Diğer tüm alanlarda olduğu gibi sınai mülkiyet alanında da insana yatırım yapıldığını dile getiren Erdoğan, "Buluşçu ve tasarımcılarımızın yurt dışında düzenlenen fuarlardan ve yarışmalardan çok sayıda ödül alarak dönmeleri, ülkemizdeki insan kapasitesinin açık bir göstergesidir. Bu insan kapasitesini daha iyi değerlendirmek için Fikri Mülkiyet Akademisi'ni kuruyoruz. Bu konuda ulusal ve uluslararası düzeyde yürüttüğümüz çalışmalarda son aşamaya geldik. Ülkemizde ulusal ve uluslararası düzeyde fikri mülkiyet lisans programlarının açılması hususunda da önemli çalışmalar yürütülüyor. Böylece ülkemiz sınai mülkiyet sisteminin önemli ihtiyaçlarından biri olan eğitim konusunu da çok daha sağlam bir zemine oturtmayı hedefliyor. Başvuru sayılarında yakaladığımız başarı, sınai mülkiyet sisteminin önemi konusunda iyi bir yere geldiğimizi zaten gösteriyor. Ancak başvuru sayılarında yakaladığımız başarı kadar bu değerlerin ürüne dönüşmesi, ekonomiye kazandırılması da büyük önem taşıyor" açıklamasında bulundu.

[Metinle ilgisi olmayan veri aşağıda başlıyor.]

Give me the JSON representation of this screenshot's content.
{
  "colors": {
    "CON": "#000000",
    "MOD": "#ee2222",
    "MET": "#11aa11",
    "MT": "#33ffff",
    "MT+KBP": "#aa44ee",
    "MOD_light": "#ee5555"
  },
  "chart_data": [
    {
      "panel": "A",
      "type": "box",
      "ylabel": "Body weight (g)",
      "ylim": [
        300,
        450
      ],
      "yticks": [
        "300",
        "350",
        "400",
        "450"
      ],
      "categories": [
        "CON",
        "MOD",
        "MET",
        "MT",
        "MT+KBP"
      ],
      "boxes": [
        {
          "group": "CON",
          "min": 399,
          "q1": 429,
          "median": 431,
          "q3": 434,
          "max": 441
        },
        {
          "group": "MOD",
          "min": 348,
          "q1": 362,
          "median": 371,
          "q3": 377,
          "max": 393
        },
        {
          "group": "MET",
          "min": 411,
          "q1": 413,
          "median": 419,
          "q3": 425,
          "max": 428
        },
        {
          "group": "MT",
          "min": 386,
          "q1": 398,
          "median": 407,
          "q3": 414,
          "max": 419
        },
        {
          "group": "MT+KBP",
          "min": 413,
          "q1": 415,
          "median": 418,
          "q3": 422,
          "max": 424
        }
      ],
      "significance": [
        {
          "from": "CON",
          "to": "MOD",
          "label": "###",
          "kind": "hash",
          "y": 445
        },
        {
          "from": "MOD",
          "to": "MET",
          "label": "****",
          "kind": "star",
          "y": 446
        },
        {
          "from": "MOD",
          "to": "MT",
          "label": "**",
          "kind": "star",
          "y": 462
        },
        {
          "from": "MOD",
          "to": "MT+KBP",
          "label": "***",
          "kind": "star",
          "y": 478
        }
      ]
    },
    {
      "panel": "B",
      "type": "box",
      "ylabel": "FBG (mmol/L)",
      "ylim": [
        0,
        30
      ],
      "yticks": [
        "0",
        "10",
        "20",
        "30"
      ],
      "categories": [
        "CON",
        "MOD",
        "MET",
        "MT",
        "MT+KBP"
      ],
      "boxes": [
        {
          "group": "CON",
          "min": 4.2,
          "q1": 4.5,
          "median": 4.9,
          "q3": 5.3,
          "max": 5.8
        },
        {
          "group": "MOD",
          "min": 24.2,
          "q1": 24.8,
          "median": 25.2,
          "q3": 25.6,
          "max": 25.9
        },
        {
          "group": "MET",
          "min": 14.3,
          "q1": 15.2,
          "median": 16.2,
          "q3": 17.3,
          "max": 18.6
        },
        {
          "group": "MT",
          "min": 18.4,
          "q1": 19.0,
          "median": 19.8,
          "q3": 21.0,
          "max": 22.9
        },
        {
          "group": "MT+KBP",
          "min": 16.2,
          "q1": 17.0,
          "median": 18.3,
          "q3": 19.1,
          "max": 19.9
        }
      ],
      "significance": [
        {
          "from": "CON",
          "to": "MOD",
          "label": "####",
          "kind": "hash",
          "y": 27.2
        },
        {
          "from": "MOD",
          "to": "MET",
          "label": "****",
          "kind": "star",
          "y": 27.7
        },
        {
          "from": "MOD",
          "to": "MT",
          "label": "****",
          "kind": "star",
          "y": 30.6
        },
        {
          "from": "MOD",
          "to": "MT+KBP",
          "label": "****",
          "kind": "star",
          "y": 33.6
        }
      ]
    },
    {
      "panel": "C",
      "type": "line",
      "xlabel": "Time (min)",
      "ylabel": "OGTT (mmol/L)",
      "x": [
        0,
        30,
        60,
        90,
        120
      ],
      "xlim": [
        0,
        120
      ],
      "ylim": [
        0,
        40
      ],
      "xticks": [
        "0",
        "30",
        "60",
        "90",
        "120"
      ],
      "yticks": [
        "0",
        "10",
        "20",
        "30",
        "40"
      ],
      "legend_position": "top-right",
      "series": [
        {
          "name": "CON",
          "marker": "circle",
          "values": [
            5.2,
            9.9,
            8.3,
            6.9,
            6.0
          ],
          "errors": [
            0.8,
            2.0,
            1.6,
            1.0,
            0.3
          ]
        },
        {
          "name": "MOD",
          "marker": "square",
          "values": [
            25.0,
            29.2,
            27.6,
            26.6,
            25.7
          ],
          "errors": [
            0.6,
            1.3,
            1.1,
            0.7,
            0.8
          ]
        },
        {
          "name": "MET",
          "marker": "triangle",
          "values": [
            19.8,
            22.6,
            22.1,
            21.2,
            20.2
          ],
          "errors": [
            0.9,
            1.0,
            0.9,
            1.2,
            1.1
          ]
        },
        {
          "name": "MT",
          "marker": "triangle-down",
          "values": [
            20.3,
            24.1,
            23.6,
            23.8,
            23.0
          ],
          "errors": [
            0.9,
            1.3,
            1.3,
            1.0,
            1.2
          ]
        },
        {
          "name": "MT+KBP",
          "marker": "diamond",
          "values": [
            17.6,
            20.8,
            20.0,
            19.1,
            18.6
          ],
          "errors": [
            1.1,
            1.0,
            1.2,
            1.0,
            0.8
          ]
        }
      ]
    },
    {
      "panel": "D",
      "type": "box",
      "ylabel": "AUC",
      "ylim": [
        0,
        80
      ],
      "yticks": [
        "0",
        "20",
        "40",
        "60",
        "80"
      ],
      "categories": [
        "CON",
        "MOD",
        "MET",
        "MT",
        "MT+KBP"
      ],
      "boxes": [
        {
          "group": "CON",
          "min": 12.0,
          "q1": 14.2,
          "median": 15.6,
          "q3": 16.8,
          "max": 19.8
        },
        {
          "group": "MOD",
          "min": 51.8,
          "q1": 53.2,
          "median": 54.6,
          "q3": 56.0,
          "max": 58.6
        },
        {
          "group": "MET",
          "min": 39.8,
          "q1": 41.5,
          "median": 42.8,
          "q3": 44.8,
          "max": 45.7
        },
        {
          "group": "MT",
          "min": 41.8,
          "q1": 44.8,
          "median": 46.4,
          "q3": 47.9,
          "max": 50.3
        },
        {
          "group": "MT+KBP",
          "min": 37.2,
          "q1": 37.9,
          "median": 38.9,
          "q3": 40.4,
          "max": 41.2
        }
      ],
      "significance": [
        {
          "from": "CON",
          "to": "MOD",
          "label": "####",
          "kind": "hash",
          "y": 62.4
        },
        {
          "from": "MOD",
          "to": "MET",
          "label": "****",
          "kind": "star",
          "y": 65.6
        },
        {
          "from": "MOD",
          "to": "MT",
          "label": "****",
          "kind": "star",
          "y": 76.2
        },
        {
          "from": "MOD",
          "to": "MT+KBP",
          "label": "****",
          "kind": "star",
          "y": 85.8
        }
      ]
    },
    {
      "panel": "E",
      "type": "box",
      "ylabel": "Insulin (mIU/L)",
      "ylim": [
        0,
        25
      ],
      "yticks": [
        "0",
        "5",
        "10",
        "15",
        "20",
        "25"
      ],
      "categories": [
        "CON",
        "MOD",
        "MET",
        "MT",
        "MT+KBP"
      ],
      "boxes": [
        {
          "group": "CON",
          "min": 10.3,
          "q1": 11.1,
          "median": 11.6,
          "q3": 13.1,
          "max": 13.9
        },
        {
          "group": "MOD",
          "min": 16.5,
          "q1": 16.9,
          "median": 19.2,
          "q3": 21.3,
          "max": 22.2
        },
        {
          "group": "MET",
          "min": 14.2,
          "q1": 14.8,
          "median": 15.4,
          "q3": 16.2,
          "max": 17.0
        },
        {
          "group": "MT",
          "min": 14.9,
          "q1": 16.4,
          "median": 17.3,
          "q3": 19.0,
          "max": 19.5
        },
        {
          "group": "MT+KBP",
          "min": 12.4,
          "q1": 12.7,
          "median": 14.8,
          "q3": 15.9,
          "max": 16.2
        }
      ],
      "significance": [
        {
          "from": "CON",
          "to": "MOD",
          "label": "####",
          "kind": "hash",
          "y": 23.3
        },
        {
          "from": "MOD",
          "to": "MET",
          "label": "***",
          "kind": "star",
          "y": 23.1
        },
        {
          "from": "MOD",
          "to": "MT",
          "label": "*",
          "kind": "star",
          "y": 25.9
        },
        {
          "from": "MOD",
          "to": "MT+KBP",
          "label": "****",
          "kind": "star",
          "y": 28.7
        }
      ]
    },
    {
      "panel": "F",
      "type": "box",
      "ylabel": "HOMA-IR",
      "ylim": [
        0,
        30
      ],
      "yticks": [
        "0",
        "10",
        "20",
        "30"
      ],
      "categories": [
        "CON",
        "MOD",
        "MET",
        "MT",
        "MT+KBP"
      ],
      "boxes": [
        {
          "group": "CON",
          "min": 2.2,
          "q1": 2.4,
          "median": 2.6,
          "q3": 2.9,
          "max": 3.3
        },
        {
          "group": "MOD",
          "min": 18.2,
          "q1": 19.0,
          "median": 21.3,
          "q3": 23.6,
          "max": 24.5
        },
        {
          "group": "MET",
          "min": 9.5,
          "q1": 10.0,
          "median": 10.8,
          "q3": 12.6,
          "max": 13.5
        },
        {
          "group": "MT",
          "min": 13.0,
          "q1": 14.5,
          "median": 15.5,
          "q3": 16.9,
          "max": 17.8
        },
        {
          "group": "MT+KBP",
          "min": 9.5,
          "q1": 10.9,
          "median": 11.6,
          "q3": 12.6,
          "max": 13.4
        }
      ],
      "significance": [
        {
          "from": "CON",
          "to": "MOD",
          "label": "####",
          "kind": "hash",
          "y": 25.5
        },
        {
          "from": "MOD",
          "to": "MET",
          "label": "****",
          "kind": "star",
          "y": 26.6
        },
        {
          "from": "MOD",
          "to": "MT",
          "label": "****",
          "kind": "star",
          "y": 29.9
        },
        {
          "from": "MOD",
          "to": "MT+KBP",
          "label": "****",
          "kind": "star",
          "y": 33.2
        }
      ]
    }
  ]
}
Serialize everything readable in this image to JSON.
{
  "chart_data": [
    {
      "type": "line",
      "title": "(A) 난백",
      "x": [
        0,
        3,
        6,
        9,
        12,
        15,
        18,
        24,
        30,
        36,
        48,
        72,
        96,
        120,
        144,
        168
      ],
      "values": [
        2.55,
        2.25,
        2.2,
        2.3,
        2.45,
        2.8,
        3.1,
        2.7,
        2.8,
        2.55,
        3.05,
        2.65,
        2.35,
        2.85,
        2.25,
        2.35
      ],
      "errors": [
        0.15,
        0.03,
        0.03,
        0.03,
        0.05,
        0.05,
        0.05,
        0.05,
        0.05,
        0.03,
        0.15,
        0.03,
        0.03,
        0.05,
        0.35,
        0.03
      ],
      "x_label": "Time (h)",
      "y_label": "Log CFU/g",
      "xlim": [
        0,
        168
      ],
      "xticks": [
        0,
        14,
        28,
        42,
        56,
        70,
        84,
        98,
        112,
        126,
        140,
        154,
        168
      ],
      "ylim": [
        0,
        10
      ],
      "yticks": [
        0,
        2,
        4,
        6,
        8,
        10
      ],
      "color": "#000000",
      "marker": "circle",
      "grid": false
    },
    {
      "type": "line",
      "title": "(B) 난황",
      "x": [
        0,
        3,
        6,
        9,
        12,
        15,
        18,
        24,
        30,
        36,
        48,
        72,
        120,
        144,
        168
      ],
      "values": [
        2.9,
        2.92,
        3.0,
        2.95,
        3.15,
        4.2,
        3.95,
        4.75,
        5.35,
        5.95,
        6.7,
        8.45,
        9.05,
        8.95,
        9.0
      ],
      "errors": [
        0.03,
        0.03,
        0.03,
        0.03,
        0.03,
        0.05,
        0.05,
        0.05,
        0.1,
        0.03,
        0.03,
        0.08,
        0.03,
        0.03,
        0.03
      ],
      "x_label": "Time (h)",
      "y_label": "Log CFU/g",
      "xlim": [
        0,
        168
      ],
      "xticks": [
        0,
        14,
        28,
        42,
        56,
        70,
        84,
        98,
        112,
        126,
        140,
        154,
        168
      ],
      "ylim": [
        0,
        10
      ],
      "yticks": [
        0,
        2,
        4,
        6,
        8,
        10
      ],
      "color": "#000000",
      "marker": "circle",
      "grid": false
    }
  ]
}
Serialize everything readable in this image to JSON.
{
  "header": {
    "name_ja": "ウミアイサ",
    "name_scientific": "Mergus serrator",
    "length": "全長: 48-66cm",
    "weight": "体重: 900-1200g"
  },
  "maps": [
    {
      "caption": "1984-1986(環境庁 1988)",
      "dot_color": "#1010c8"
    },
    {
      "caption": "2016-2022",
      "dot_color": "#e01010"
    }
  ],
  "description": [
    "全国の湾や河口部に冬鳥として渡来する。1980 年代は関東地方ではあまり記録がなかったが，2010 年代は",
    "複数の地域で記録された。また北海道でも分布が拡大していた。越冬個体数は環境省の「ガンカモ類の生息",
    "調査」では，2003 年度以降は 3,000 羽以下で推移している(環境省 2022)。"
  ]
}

CUMHURBAŞKANI ERDOĞAN'DAN VALİLERE, BELEDİYE VE ODA BAŞKANLARINA ÇAĞRI
Türkiye'nin sınai mülkiyet alanında gerçekten çok zengin, çok bereketli bir ülke olduğunu vurgulayan Cumhurbaşkanı Erdoğan, şunları kaydetti:
"Malatya'nın kayısısından Eskişehir'in lületaşına Afyon'un mermerinden Terme'nin pidesine kadar geniş bir alanda coğrafi işaret çalışması yürütülüyor. Halen ülkemizde 183 adet coğrafi işaret tescil edilmiş durumda. Ülkemizin büyük potansiyelini göz önünde bulundurduğumuzda hiç kuşkusuz bu sayıyla yetinemeyiz ve ülkemizin eşsiz coğrafyasından gelen bu değerlerimizi sadece ulusal düzeyde tescil ettirmek de yeterli değil. Ülke olarak uluslararası düzeyde tescil faaliyetlerine de büyük bir hız vermek durumundayız. Bugün iki güzide şehrimize, Gaziantep ve Kayseri'ye bu alanda koydukları başarılar nedeniyle ödüller vereceğiz. Bu iki şehrimizin açtığı yoldan diğer şehirlerimizin de ilerlemesini de arzu ediyoruz. Bugün burada tüm valilerimize, belediye başkanlarımız ve oda başkanlarımıza kendi öz değerlerine sahip çıkma çağrısında bulunmak istiyorum. Coğrafi işaretlerimizi ulusal ve uluslararası düzeyde tescil ettirin ve markalaşması hususunda her türlü gayreti gösterin."